Preparing for Influenza Season
Project Overview
Flu Season Staffing
Influenza season is a very serious issue in the US, and hospitals and clinics are understaffed and not properly equipped. Vulnerable populations need extra staff and will need proper data evidence to provide the best logistical resolution on where the staffing agency should send their workers.
​
My objective as a data analyst is to use historical patient and hospital data of influenza patients to determine the best course of action to meet the needs of the upcoming flu season. We will make data-driven decisions to identify the most "vulnerable" populations, so that the medical staffing agency can implement the best logistical resolution.

Stakeholders
&
Key Questions
The scope of this project covers all 50 states and hospitals, as well as the following stakeholders:
​
-
Medical frontline staff (nurses, physician assistants, and doctors)
-
Hospitals and clinics using agency services
-
Influenza patients
-
Staffing agency administrators
​
The questions below are key to achieving the goal of this project for the stakeholders to determine the best course of action before the next flu season:
​
-
Who amonst the population is considered "vulnerable" to the virus? Is there a specific age group with a higher mortality rate?​
-
Which states and geographic locations should the agency send more medical personnel to?​​
-
What is considered "flu season"? Is there a time of year where there is an uptick of flu cases?
DATA
TOOLS
SKILLS
​CDC Dataset
This data comes from the Center of Disease Control & Prevention, which shows the number of Influenza deaths by state and age
​
The US Census Bureau has this population data by geography, time, age, and gender
​
This is the final integrated dataset used for the project
-
Microsoft Excel
​
-
Tableau


-
Visual & spatial analysis​​
-
Forecasting
-
Data mapping, transformation and integration​​
-
Tableau storytelling
-
Data cleansing​
-
​Statistical hypothesis testing​​
-
Stakholder presentation
The Process

Data Preparation
The first step in this project was cleaning and checking for integrity for both the CDC and US Census datasets in Excel.

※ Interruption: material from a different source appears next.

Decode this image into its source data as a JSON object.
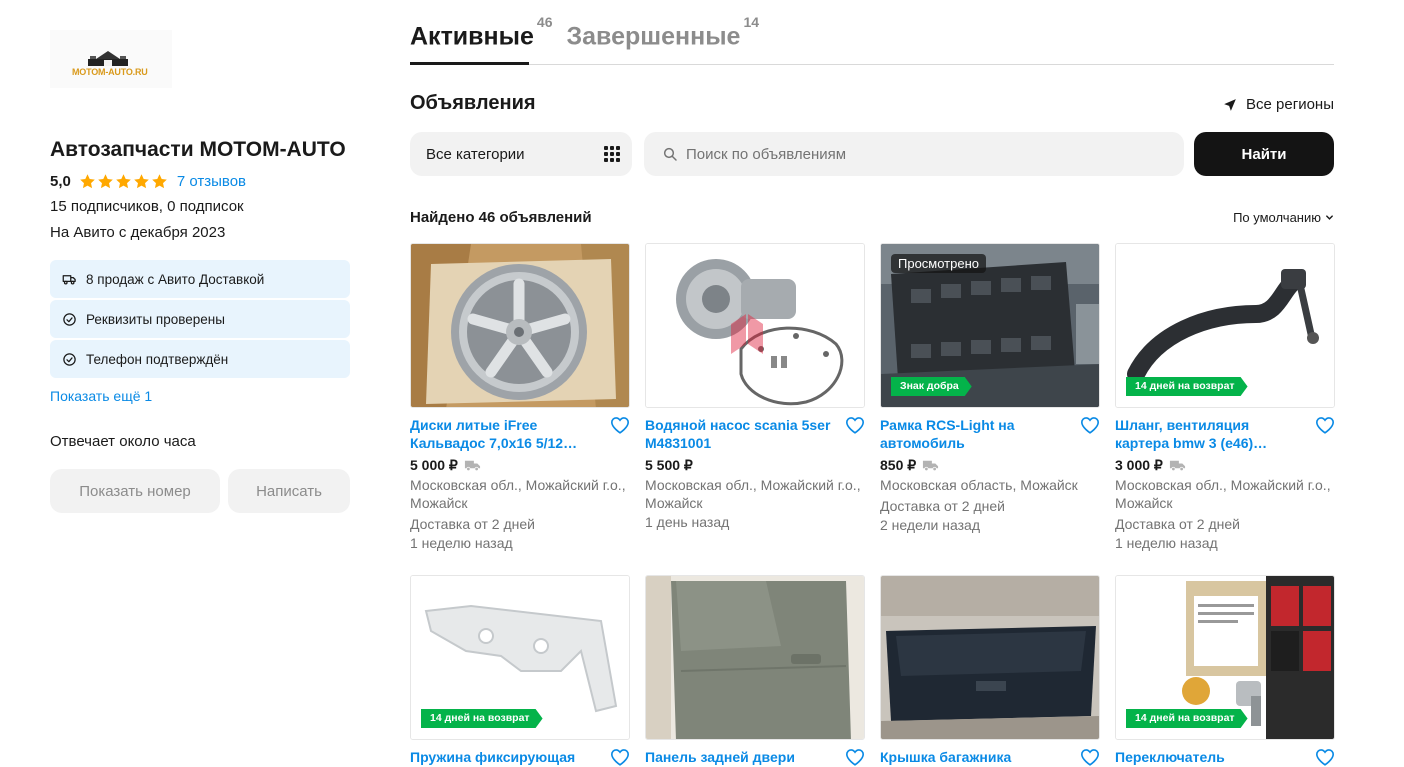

Once both datasets were clean, the next step was data transformation, using pivot tables. These transformed tables were then consolidated into one final Integrated dataset (shown above) combining both population and influenza for the next steps in analysis.
Data Storytelling
The last piece of information was to determine what exactly is "flu season". The line graph visual on the right shows all the flu cases by month from the years 2009-2017.
With all the analysis in place, I created a final Tableau storyboard showcasing all the findings and recommendations, as well as a Vimeo video presentation.

Statistical Hypothesis Testing
The next step in analysis was finding the correlation of certain age groups and influenza deaths. Using the statistical based functions in Excel, I was able to support the hypothesis that the higher the age of a US citizen, the more susceptible they are to dying by the influenza virus.

Tableau Visualizations
Using the new integrated dataset, I extracted the Excel file into Tableau to create visualizations as supporting arguments for the final stakeholder presentation. Some visualizations included scatterplots, heat maps, histograms, bubble charts, box plots, and many others. The primary visual I wanted to include was a Choropleth map (above image) showing both population and influenza deaths.
​

Conclusion
I've summarized the key points below on which population is considered vulnerable, which states should receive the most medical attention, and when to send the additional staff. Based on my recommendations, the medical staffing will act accordingly to prepare for the upcoming flu season.
Age Group
After analysis of both datasets, and statistical hypothesis testing, I determined that the "vulnerable" age group was US citizens over the age of 75. There is a strong correlation between this age group and mortality rate. Medical staff and personnel should focus their shift on prioritizing their older patients, especially those with flu like symptoms.
States

The visualizations I created in Tableau revealed that the states with the most flu deaths, are almost identical to the states with the most population. The agency should send the vast majority of their staff to California, Florida, Texas, Pennsylvania, and New York, while also allocating fewer resources to less vulnerable states like Vermont, Wyoming, and Delaware.
Season
The historical trending data on influenza cases shows that "flu season" is in the winter months between Nov-Jan, with an annual peak of deaths coming in January. With the proper logistics in place, the staffing agency should send their nurses and doctors in early October as a preventative measure and maximize efficiency on decreasing the number of cases that become rampant in late winter.